マクロ・地政学:イランへの軍事圧力とFRB人事を巡る政治的緊張の継続
地政学リスクが市場の大きな懸念材料となっている。トランプ大統領は、イランによる海上封鎖を打破するため、軍事インフラへの短期的かつ強力な空爆案を含む軍事オプションの検討に入った。この緊張により、全米平均ガソリン価格は1ガロン4.30ドルまで上昇し、インフレ圧力を高めている。国内政治では、トランプ氏が国土安全保障省(DHS)の予算案に署名し、史上最長の部分的な政府閉鎖が終結した。 金融政策面では、パウエルFRB議長が議長退任後も理事として留任する意向を示したことが波紋を呼んでいる。FRB本部の建物改修費用の高騰を巡る調査への対応が背景にあるとされるが、トランプ氏はパウエル氏を「ネガティブな力」と批判しつつ、次期議長候補としてケビン・ウォルシュ氏に強い信頼を寄せる姿勢を見せている。直近のFOMCでは金利が据え置かれたものの、3名の理事が反対票を投じるという過去30年で異例の事態が発生しており、FRB内部の足並みの乱れが表面化している。

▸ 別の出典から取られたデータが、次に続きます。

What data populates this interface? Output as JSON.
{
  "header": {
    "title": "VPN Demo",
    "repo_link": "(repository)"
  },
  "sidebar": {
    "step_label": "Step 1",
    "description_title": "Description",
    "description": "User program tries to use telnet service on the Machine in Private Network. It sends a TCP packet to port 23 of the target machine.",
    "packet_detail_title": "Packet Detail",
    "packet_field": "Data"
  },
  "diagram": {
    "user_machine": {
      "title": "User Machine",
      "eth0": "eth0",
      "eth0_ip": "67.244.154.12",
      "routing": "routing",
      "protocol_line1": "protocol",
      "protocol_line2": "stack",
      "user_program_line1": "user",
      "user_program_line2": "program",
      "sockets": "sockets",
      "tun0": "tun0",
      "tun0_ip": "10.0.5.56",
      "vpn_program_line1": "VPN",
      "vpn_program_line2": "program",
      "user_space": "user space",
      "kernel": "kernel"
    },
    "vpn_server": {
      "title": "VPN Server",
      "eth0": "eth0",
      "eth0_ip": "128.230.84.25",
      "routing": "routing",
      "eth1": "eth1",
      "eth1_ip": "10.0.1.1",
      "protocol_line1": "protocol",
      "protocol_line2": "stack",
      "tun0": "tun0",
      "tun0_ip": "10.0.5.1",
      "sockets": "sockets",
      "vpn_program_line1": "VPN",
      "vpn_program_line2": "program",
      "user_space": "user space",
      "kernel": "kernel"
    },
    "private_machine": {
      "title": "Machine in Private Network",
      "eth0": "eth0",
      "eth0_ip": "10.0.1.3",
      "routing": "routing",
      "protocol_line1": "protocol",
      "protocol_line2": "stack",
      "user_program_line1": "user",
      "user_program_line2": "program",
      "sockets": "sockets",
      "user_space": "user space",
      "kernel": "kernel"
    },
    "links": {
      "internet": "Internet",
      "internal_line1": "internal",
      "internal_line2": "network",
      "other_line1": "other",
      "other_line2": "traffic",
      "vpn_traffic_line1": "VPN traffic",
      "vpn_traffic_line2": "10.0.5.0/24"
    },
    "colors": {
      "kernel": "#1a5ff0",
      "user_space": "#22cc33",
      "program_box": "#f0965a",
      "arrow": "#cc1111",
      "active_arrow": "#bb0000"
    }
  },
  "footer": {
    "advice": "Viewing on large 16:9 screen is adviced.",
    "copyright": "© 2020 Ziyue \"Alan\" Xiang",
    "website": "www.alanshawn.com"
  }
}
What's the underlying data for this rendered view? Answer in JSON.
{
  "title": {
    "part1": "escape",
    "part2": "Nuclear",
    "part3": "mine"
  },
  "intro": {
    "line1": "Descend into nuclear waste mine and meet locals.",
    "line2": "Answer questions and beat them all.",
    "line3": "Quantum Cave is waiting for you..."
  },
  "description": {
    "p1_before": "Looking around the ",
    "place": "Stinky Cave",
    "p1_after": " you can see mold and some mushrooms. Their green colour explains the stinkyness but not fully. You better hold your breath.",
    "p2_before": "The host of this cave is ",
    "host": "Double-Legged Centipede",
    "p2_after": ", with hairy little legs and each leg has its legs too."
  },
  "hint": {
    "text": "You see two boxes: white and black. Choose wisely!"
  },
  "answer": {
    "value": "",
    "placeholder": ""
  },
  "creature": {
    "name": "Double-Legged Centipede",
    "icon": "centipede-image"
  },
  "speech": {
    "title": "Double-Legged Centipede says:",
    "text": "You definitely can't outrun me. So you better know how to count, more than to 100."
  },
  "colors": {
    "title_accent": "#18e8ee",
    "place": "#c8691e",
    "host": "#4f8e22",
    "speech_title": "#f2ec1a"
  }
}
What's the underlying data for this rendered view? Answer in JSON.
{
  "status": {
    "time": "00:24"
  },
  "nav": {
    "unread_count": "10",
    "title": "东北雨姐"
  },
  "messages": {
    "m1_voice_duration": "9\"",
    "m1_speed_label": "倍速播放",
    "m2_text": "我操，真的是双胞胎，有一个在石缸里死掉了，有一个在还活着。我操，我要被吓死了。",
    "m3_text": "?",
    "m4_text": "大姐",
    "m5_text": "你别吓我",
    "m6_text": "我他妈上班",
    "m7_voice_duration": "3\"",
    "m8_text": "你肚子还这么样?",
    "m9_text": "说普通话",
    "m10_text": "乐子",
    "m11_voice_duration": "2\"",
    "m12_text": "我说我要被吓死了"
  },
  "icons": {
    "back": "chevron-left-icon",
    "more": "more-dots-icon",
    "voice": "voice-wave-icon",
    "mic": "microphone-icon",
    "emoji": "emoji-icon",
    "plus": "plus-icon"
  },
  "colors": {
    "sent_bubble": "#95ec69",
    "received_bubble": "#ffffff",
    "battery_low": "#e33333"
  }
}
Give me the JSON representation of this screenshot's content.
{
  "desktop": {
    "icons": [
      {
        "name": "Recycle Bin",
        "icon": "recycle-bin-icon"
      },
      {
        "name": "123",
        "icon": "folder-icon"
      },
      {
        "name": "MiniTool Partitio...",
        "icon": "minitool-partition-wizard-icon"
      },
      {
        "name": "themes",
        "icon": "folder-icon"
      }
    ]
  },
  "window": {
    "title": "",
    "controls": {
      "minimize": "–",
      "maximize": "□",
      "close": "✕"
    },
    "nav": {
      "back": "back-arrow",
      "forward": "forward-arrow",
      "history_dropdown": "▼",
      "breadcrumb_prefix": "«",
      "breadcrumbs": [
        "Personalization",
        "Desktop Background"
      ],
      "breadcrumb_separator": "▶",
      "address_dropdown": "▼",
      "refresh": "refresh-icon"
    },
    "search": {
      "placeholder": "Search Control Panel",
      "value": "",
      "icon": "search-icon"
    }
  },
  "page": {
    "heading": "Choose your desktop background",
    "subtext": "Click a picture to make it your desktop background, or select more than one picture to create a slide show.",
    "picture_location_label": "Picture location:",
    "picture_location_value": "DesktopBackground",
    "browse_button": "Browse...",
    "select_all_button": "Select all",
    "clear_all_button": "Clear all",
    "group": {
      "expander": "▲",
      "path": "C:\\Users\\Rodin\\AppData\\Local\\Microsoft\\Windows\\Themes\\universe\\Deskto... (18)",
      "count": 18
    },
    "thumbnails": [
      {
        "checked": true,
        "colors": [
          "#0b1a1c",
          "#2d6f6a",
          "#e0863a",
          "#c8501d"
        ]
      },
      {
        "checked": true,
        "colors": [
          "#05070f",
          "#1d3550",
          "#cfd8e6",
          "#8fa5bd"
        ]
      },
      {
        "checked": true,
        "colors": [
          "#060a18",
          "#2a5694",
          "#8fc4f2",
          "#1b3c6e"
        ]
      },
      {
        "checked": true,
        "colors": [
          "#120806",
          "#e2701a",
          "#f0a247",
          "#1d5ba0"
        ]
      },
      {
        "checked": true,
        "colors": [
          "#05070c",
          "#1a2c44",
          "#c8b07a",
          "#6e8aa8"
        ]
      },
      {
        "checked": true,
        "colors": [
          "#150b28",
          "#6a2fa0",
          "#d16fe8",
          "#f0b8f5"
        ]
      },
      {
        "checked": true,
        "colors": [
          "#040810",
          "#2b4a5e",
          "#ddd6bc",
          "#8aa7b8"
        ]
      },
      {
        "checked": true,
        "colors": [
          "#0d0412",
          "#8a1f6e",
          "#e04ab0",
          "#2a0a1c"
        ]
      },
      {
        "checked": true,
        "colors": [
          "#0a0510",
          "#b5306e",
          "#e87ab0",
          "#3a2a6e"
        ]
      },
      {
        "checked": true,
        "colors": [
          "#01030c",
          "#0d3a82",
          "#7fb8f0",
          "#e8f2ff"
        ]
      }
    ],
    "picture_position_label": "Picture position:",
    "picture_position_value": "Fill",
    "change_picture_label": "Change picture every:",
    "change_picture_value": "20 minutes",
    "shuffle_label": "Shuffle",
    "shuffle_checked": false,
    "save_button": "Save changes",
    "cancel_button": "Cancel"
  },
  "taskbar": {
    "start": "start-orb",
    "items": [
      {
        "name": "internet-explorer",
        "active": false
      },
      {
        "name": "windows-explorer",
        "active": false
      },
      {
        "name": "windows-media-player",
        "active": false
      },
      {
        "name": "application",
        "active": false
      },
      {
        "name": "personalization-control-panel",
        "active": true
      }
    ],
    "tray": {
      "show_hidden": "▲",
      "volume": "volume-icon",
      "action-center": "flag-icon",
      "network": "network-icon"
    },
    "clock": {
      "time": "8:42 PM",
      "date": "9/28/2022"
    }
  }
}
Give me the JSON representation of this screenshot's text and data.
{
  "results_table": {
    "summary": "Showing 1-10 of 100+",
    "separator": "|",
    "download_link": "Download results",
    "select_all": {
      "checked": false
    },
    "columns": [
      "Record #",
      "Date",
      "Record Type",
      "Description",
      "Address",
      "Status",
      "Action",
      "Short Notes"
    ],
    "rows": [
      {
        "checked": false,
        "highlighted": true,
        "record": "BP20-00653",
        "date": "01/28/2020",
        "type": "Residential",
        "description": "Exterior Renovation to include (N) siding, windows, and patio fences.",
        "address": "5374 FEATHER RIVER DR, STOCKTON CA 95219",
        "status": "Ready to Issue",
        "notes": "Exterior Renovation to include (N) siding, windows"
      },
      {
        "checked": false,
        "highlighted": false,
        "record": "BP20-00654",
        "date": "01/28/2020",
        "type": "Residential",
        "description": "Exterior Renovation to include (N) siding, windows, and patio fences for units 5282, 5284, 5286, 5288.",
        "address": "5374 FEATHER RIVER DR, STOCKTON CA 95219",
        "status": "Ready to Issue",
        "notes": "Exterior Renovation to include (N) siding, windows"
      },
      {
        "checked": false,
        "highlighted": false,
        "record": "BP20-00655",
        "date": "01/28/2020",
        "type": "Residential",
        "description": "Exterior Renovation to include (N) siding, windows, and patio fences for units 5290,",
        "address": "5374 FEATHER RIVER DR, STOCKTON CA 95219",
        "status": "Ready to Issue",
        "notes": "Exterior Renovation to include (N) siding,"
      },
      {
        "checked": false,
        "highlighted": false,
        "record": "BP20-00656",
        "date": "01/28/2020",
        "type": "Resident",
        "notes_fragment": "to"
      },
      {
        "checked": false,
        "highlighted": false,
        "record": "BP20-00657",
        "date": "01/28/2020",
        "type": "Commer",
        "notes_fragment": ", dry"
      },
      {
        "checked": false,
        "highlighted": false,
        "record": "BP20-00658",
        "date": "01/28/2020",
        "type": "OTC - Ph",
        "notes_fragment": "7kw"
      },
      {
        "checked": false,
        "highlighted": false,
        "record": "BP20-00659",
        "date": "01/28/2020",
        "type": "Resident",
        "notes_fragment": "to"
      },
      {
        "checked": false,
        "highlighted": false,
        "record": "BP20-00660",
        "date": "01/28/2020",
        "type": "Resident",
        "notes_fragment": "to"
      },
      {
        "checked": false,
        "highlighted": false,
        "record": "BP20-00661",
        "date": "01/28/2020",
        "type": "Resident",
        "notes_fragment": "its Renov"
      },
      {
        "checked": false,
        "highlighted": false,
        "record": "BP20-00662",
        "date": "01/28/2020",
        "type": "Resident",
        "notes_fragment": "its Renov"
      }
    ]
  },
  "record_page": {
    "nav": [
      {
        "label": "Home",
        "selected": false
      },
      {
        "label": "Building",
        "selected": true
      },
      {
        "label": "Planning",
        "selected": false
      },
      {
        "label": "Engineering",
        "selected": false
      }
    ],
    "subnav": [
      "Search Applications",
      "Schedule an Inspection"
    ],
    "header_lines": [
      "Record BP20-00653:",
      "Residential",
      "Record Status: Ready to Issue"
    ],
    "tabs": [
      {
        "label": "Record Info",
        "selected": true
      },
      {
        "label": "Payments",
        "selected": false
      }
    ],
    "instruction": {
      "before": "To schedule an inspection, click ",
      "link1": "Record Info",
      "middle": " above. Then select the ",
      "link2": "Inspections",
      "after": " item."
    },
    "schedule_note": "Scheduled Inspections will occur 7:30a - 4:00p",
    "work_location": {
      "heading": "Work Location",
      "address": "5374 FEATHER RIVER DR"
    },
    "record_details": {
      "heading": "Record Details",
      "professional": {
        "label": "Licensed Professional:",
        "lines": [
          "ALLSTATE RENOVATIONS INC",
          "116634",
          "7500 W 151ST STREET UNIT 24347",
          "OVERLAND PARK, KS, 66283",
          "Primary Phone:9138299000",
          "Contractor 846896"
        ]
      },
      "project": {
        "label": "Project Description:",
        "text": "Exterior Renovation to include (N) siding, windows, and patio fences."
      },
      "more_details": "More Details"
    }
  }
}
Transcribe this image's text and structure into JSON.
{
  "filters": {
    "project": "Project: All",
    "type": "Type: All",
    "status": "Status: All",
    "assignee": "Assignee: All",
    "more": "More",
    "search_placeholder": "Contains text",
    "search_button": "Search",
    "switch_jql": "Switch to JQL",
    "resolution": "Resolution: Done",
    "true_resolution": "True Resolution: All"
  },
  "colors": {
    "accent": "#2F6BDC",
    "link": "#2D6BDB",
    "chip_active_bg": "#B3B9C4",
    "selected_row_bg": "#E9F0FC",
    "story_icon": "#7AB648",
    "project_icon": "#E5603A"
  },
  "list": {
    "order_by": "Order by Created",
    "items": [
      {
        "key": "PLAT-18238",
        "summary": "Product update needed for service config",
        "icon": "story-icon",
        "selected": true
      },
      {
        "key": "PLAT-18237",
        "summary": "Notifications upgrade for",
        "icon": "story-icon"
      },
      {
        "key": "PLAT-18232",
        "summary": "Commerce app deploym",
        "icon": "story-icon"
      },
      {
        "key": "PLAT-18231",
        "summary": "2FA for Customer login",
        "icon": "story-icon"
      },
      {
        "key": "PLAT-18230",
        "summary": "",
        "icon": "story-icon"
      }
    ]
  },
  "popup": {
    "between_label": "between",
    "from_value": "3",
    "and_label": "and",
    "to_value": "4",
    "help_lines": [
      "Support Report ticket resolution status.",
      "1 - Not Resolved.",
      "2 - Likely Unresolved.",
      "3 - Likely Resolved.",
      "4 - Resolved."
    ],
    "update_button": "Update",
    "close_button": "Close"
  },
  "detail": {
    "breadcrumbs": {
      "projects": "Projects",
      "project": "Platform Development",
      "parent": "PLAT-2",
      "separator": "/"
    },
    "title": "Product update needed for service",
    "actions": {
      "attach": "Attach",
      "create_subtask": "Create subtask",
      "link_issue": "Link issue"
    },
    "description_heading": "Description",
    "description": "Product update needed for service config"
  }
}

今後の注目点:Appleの経営体制移行とエネルギー価格の動向
- Appleのリーダーシップ交代: 9月1日付で退任するティム・クックCEOからジョン・ターナス氏への引き継ぎプロセスと、AI戦略の具体化。
- Qualcommの投資家イベント(6月24日): 大手ハイパースケーラーとの提携詳細や、データセンター向けASIC供給に関する具体的発表。
- 中東情勢とガソリン価格: イランへの軍事行動の有無と、全米平均ガソリン価格が予測される4.50ドル台へ到達するかどうかの推移。
- FRB次期人事の議会承認: ケビン・ウォルシュ氏の指名手続きの進展と、パウエル議長残留による「二重権力」状態の回避。
- AI投資の投資対効果(ROI): 四半期決算が続く中、巨額のAIインフラ投資がクラウド収益以外にどのように寄与し始めるか。